Book Review: The Bright Hour: A Memoir of Living and Dying by Nina Riggs

Review by Anne Pitman, OICC Yoga Therapist

I ate this book.  Really.  Within a day I was done and sated.  Perhaps this is a strange (and maybe inappropriate) thing to say about a book that is mostly about metastatic cancer and ultimately, death.  But this book is delicious. 

It is a warm and compelling rendering of a life facing cancer, one that includes both the fervent desire to live and the seemingly opposite (but not) way of keeping death well acknowledged and well in view.

I opened the book as I started making dinner one evening – frying some onions for soup – thinking I’d just read a couple of paragraphs as I stirred.  Adding a few mushrooms, and other vegetables, I could not stop reading.  I might have burnt the soup.  I don’t know.

Now, it’s true that I love a good book about something real; adventures in travel, books about children and families and yes, books about human suffering; cancer specifically, since it is my area of experience, interest and work.  I have read dozens of books on the subject.  But this book gutted me especially.  It’s a beautiful, rich and ‘real’ read.  Hopeful and tragic, both.

It is not, thankfully, a prescriptive read about how to do cancer well (with insistent positivity).  Instead this book begins with “one small spot” – a breast cancer lump found and thought able to be dealt with simply; a lumpectomy, maybe some radiation.  And then the story and unfortunately, the cancer, grows.

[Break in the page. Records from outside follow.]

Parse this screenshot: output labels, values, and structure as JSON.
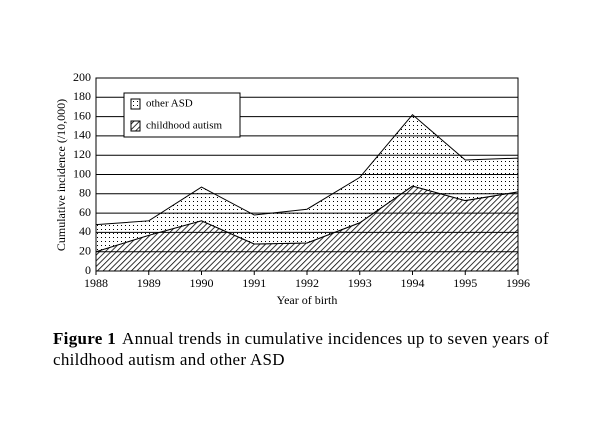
{
  "chart_data": {
    "type": "stacked-area",
    "y_label": "Cumulative incidence (/10,000)",
    "x_label": "Year of birth",
    "caption_label": "Figure 1",
    "title": "Annual trends in cumulative incidences up to seven years of childhood autism and other ASD",
    "x": [
      1988,
      1989,
      1990,
      1991,
      1992,
      1993,
      1994,
      1995,
      1996
    ],
    "series": [
      {
        "name": "childhood autism",
        "color": "#000000",
        "pattern": "hatch",
        "values": [
          20,
          37,
          52,
          28,
          29,
          50,
          88,
          73,
          82
        ]
      },
      {
        "name": "other ASD",
        "color": "#000000",
        "pattern": "dots",
        "values": [
          28,
          15,
          35,
          30,
          35,
          47,
          74,
          42,
          35
        ]
      }
    ],
    "xlim": [
      1988,
      1996
    ],
    "xticks": [
      1988,
      1989,
      1990,
      1991,
      1992,
      1993,
      1994,
      1995,
      1996
    ],
    "ylim": [
      0,
      200
    ],
    "yticks": [
      0,
      20,
      40,
      60,
      80,
      100,
      120,
      140,
      160,
      180,
      200
    ],
    "grid": true,
    "legend": "upper-left"
  }
}
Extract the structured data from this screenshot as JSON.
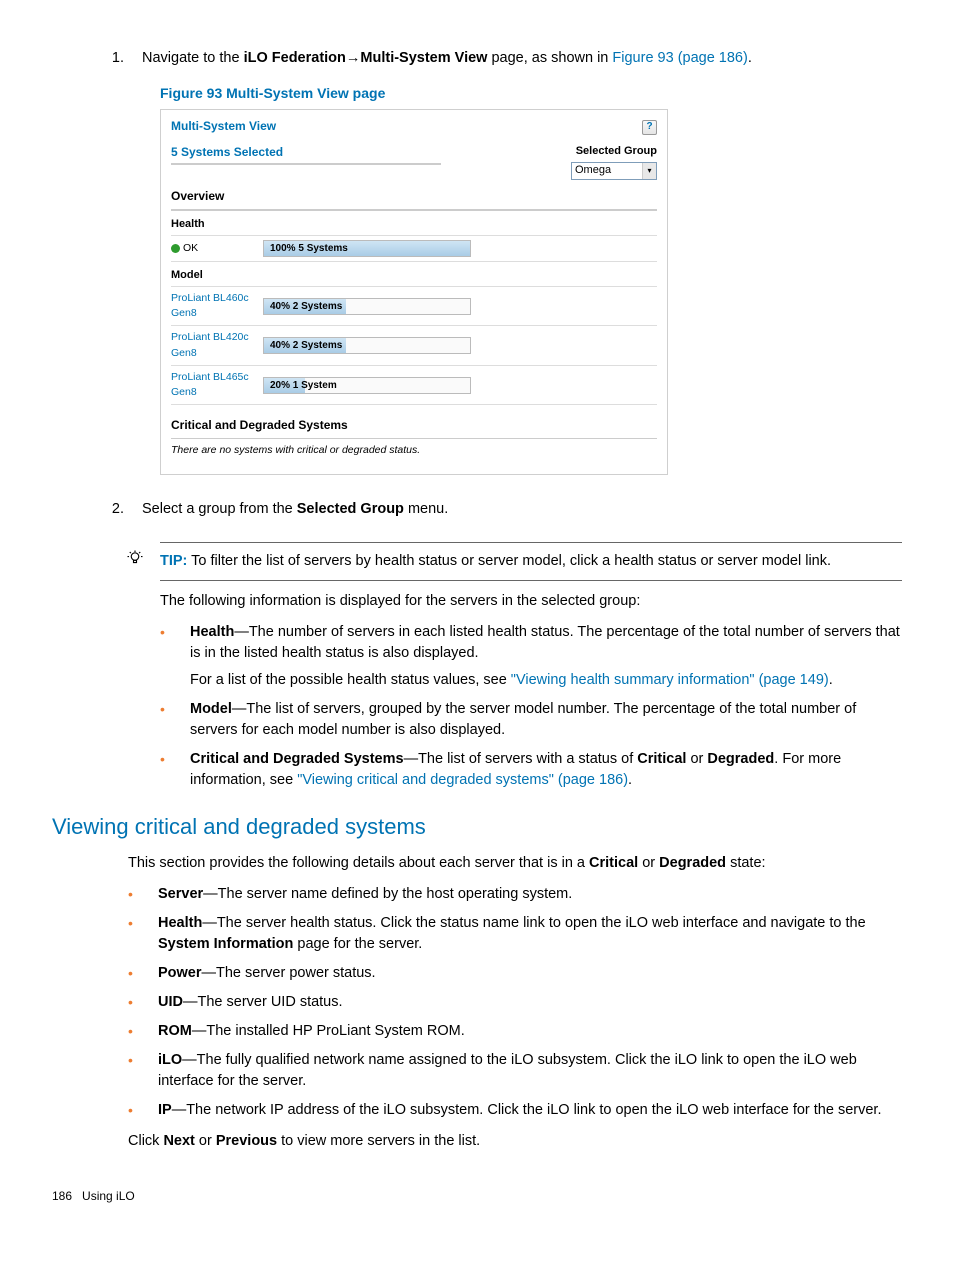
{
  "step1": {
    "num": "1.",
    "text_pre": "Navigate to the ",
    "bold1": "iLO Federation",
    "arrow": "→",
    "bold2": "Multi-System View",
    "text_post": " page, as shown in ",
    "link": "Figure 93 (page 186)",
    "period": "."
  },
  "figure": {
    "caption": "Figure 93 Multi-System View page",
    "title": "Multi-System View",
    "help_icon": "?",
    "selected_text": "5 Systems Selected",
    "group_label": "Selected Group",
    "group_value": "Omega",
    "overview": "Overview",
    "health_head": "Health",
    "health_rows": [
      {
        "label": "OK",
        "pct": 100,
        "text": "100% 5 Systems",
        "ok": true
      }
    ],
    "model_head": "Model",
    "model_rows": [
      {
        "label": "ProLiant BL460c Gen8",
        "pct": 40,
        "text": "40% 2 Systems"
      },
      {
        "label": "ProLiant BL420c Gen8",
        "pct": 40,
        "text": "40% 2 Systems"
      },
      {
        "label": "ProLiant BL465c Gen8",
        "pct": 20,
        "text": "20% 1 System"
      }
    ],
    "critical_head": "Critical and Degraded Systems",
    "critical_status": "There are no systems with critical or degraded status."
  },
  "step2": {
    "num": "2.",
    "text_pre": "Select a group from the ",
    "bold": "Selected Group",
    "text_post": " menu."
  },
  "tip": {
    "label": "TIP:",
    "text": " To filter the list of servers by health status or server model, click a health status or server model link."
  },
  "intro": "The following information is displayed for the servers in the selected group:",
  "bullets1": [
    {
      "b": "Health",
      "t": "—The number of servers in each listed health status. The percentage of the total number of servers that is in the listed health status is also displayed.",
      "sub_pre": "For a list of the possible health status values, see ",
      "sub_link": "\"Viewing health summary information\" (page 149)",
      "sub_post": "."
    },
    {
      "b": "Model",
      "t": "—The list of servers, grouped by the server model number. The percentage of the total number of servers for each model number is also displayed."
    },
    {
      "b": "Critical and Degraded Systems",
      "t": "—The list of servers with a status of ",
      "b2": "Critical",
      "t2": " or ",
      "b3": "Degraded",
      "t3": ". For more information, see ",
      "link": "\"Viewing critical and degraded systems\" (page 186)",
      "t4": "."
    }
  ],
  "section_heading": "Viewing critical and degraded systems",
  "section_intro_pre": "This section provides the following details about each server that is in a ",
  "section_intro_b1": "Critical",
  "section_intro_mid": " or ",
  "section_intro_b2": "Degraded",
  "section_intro_post": " state:",
  "bullets2": [
    {
      "b": "Server",
      "t": "—The server name defined by the host operating system."
    },
    {
      "b": "Health",
      "t": "—The server health status. Click the status name link to open the iLO web interface and navigate to the ",
      "b2": "System Information",
      "t2": " page for the server."
    },
    {
      "b": "Power",
      "t": "—The server power status."
    },
    {
      "b": "UID",
      "t": "—The server UID status."
    },
    {
      "b": "ROM",
      "t": "—The installed HP ProLiant System ROM."
    },
    {
      "b": "iLO",
      "t": "—The fully qualified network name assigned to the iLO subsystem. Click the iLO link to open the iLO web interface for the server."
    },
    {
      "b": "IP",
      "t": "—The network IP address of the iLO subsystem. Click the iLO link to open the iLO web interface for the server."
    }
  ],
  "click_pre": "Click ",
  "click_b1": "Next",
  "click_mid": " or ",
  "click_b2": "Previous",
  "click_post": " to view more servers in the list.",
  "footer_page": "186",
  "footer_text": "Using iLO"
}
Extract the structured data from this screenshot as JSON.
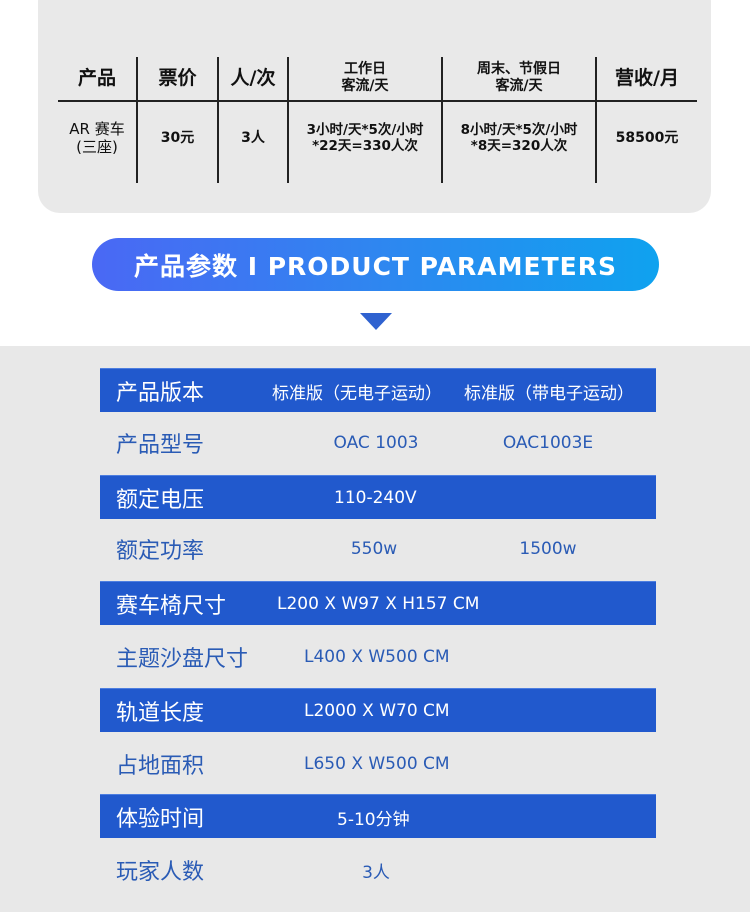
{
  "revenue_table": {
    "headers": [
      "产品",
      "票价",
      "人/次",
      "工作日\n客流/天",
      "周末、节假日\n客流/天",
      "营收/月"
    ],
    "row": [
      "AR 赛车\n(三座)",
      "30元",
      "3人",
      "3小时/天*5次/小时\n*22天=330人次",
      "8小时/天*5次/小时\n*8天=320人次",
      "58500元"
    ]
  },
  "banner": {
    "title": "产品参数 I PRODUCT PARAMETERS"
  },
  "params": [
    {
      "label": "产品版本",
      "values": [
        "标准版（无电子运动）",
        "标准版（带电子运动）"
      ]
    },
    {
      "label": "产品型号",
      "values": [
        "OAC 1003",
        "OAC1003E"
      ]
    },
    {
      "label": "额定电压",
      "values": [
        "110-240V"
      ]
    },
    {
      "label": "额定功率",
      "values": [
        "550w",
        "1500w"
      ]
    },
    {
      "label": "赛车椅尺寸",
      "values": [
        "L200 X W97 X H157 CM"
      ]
    },
    {
      "label": "主题沙盘尺寸",
      "values": [
        "L400 X W500 CM"
      ]
    },
    {
      "label": "轨道长度",
      "values": [
        "L2000 X W70 CM"
      ]
    },
    {
      "label": "占地面积",
      "values": [
        "L650 X W500 CM"
      ]
    },
    {
      "label": "体验时间",
      "values": [
        "5-10分钟"
      ]
    },
    {
      "label": "玩家人数",
      "values": [
        "3人"
      ]
    }
  ],
  "colors": {
    "blue_row": "#2159cd",
    "value_text": "#2a5bb5",
    "panel": "#e8e8e8"
  }
}
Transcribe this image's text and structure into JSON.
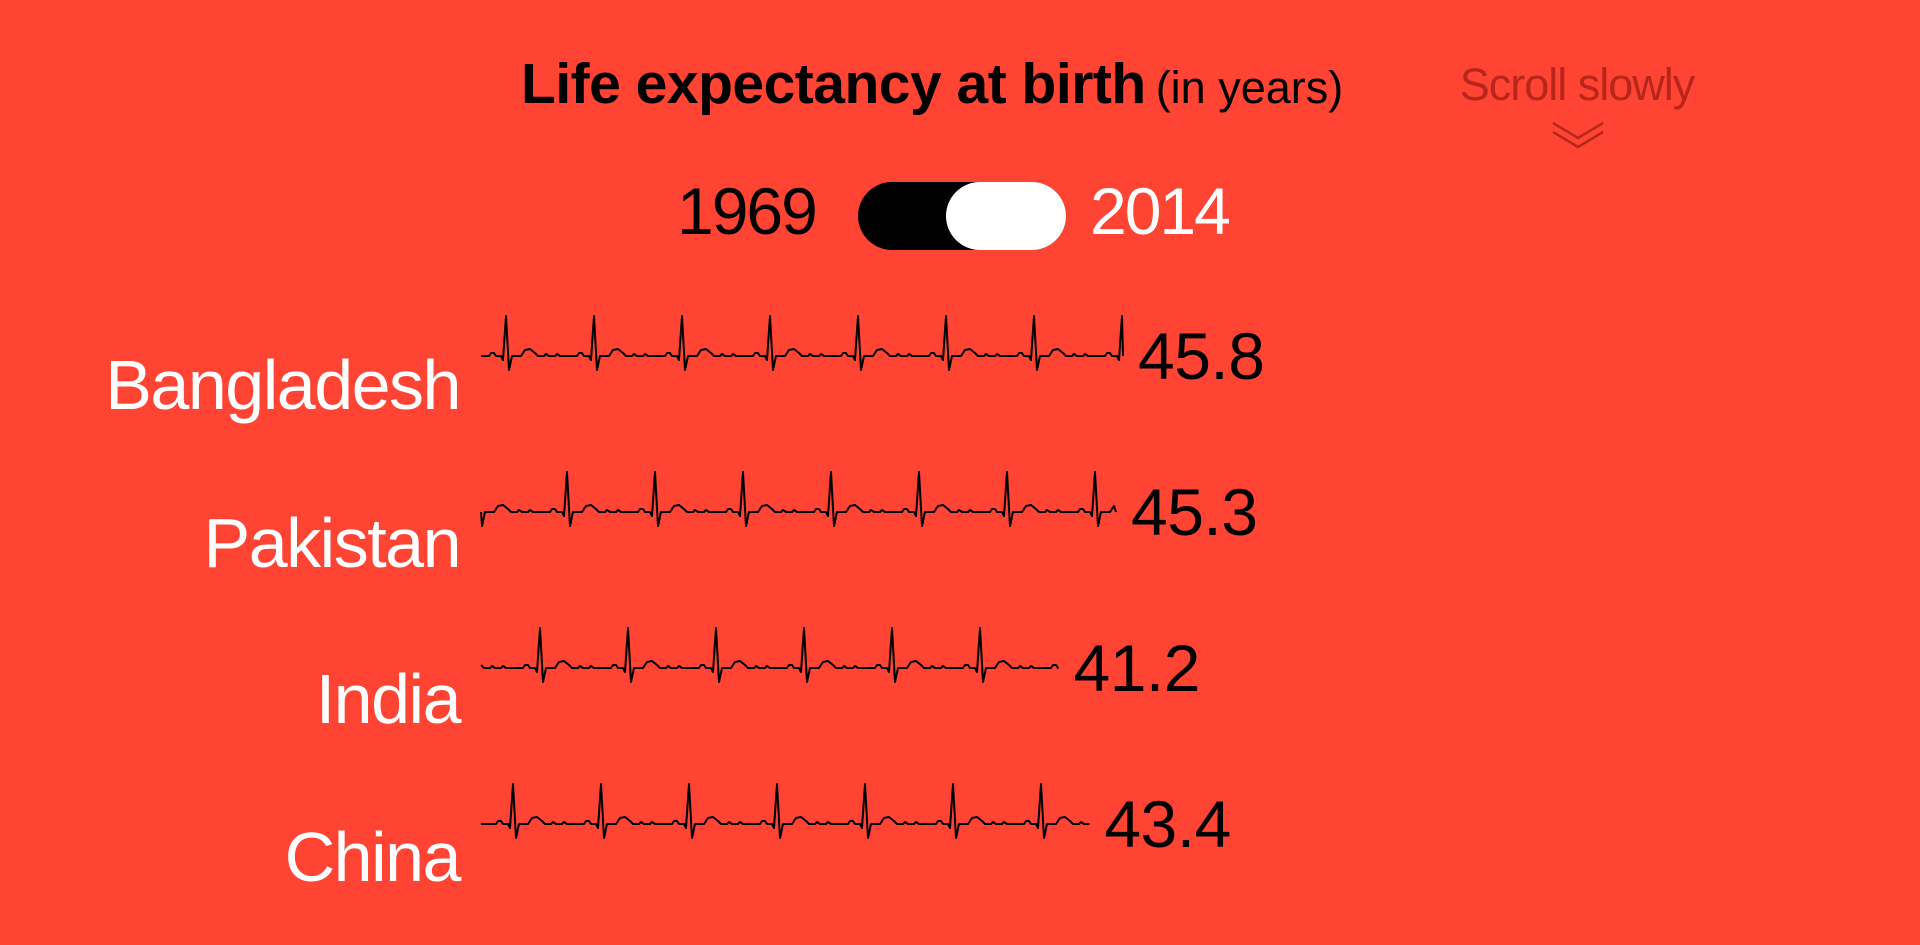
{
  "title": {
    "bold": "Life expectancy at birth",
    "sub": "(in years)"
  },
  "scroll_hint": {
    "label": "Scroll slowly",
    "icon": "double-chevron-down-icon"
  },
  "year_toggle": {
    "left_label": "1969",
    "right_label": "2014",
    "selected": "2014"
  },
  "colors": {
    "background": "#ff4433",
    "ink": "#000000",
    "label": "#ffffff"
  },
  "chart_data": {
    "type": "bar",
    "year": "1969",
    "categories": [
      "Bangladesh",
      "Pakistan",
      "India",
      "China"
    ],
    "values": [
      45.8,
      45.3,
      41.2,
      43.4
    ],
    "value_labels": [
      "45.8",
      "45.3",
      "41.2",
      "43.4"
    ],
    "title": "Life expectancy at birth (in years)",
    "mark": "heartbeat line, length proportional to value"
  }
}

Nina (the author) has a remarkable voice – honest, witty, sincere and warm, she weaves her experience of cancer with snippets of wisdom from Montaigne (a loved philosopher of the French Renaissance) and Ralph Waldo Emerson (her great-great- grandfather).  She allows us to witness her parenting, her marriage, her friendships, all in this shattered post-diagnosis time.  

This book is friendly in its details, both of life and multiple medical treatments.  From Chemo school (“Everyone was fiercely upbeat as we learn not to eat rare tuna and how to tie a square scarf and what kind of mouthwash is good for mouth ulcers”), to surgery (“I hadn’t really noticed before, but the scar is a stretched S shape – kind of a meandering river – snaking about eight inches from my sternum to just under my armpit.  John sees a sideways Superman S.  I see a lazy question mark with no dot”), to being accepted into a drug trial (“Yay” her friend Ginny wheezes, “We are now both official guinea pigs of the medical system”) to musings on oncologist’s meetings called tumor boards; “the term kills me each time I hear it.  What is actually a group of doctors from different specialties discussing the specifics of your case together around a table sounds like a cancer court-martial or torture tactic. You could call it a “patient review meeting”. You could call it “checking in with my colleagues”  You could call it “exaltation of oncologists””).  Eventually, we realize where all this is going as she says, for the first time, out loud to her cousin “So, it turns out that I’m kind of dying”.

When she talks about her two young sons, her husband of sixteen years, her mother (who dies of cancer shortly after Nina has been diagnosed), her Dad – this is where the knot in my throat spills over into tears: “After school I denounce homework and the boys holler and mud-kick out into the wide yard….I am still short of breath and weak, but I come sit on the steps of the back deck in a T-shirt and sweat pants and feel the light on my skin: There is life – this bright hour”. 

The Bright Hour is a gorgeous book about living and dying, both, and I was sorrowed to read of Nina’s death.  I loved her the way she thinks, the questions she asks, her life. In writing this book she has, without trying to, dropped breadcrumbs on the trail of how we might live our dying.  
Do good people die, and die early or too soon.? Yes.  

Can someone lead the way, dying in such a way as we, the living, might be informed about how to walk the path? Yes.  

Can you miss someone, very badly, that you never even met?  Yes.  Yes, I can.